The female inhabitants don't have the same type of uniform - there are some pale suits and the occasional silk scarf wound artistically around the neck - but generally women don't dress for business in the same way as men. But we should. People take you much more seriously in a suit and women need to be taken seriously in business.

Men are more aggressive, more demanding and more self-confident. And they wear a suit from day one. A man might only have one suit, but in the office he'll wear it until it falls apart. It signifies that he's part of the club. And no matter how much we'd like it to be different, you still have to be part of the club.

Since our move, both bond and equity markets have pretty much continued their bull run but lately we've seen a few reversals of fortune in bonds and there's a sense of restlessness out there.

We were kept busy after the Fed's Alan Greenspan harked back to his "irrational exuberance" speech of earlier this year. He mused that people were growing complacent and muttered darkly about inflation and higher interest rates. The Bundesbank followed his remarks by raising interest rates. This was hailed as an unexpected move - it doesn't matter that there had been market talk about such a move for weeks, whenever the Bundesbank does something you'll find it's unexpected.

The markets got the jitters and people who like looking backwards started talking feverishly about Black Monday, October 1987, October 1929 and the like.

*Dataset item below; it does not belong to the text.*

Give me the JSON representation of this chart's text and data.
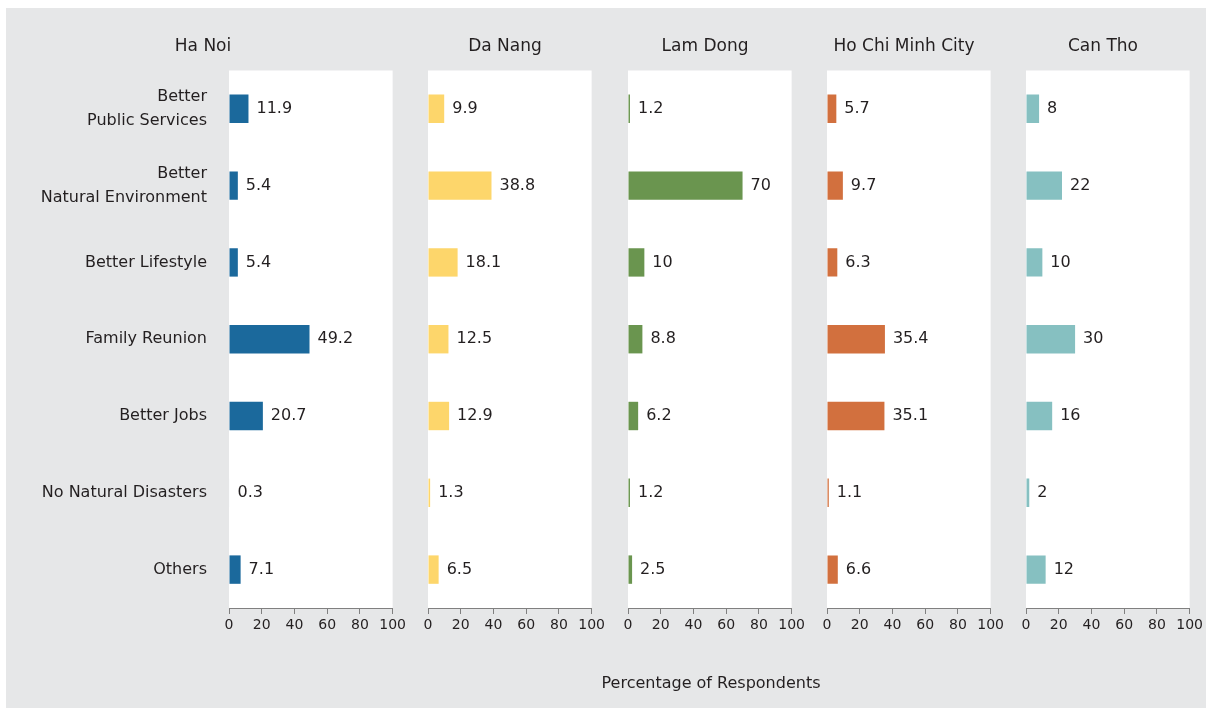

Monday the 20th was a particularly edgy day, given the press comment in Britain about the prospects of them joining EMU and the fact that the stock exchange launched the new automated quote system. The darkest predictions failed to materialise then, although yesterday equity markets took a heavy fall after the Hong Kong collapse.

In this part of the world, most people in the market are fed up with EMU. Practically every market move in Europe in the last few years has been because of the `Will they? Won't they? Can they? Can't they?' fears. And even if you're a dead cert to be in, someone will write a piece of research saying you should be out and the market will get into a tizzy for a few days before deciding that, since you're a dead cert to be in, you'll be in and hang the consequences.

Because nobody can be truly sure what the consequences will be. It's like the fall of the Berlin Wall - so extraordinary that you can't presuppose what life will be like afterwards. Still, now that the day of reckoning draws every closer we'll have all the stuff about how you'll be able to have bank accounts in euros and pounds. Great. Overdrafts in two currencies.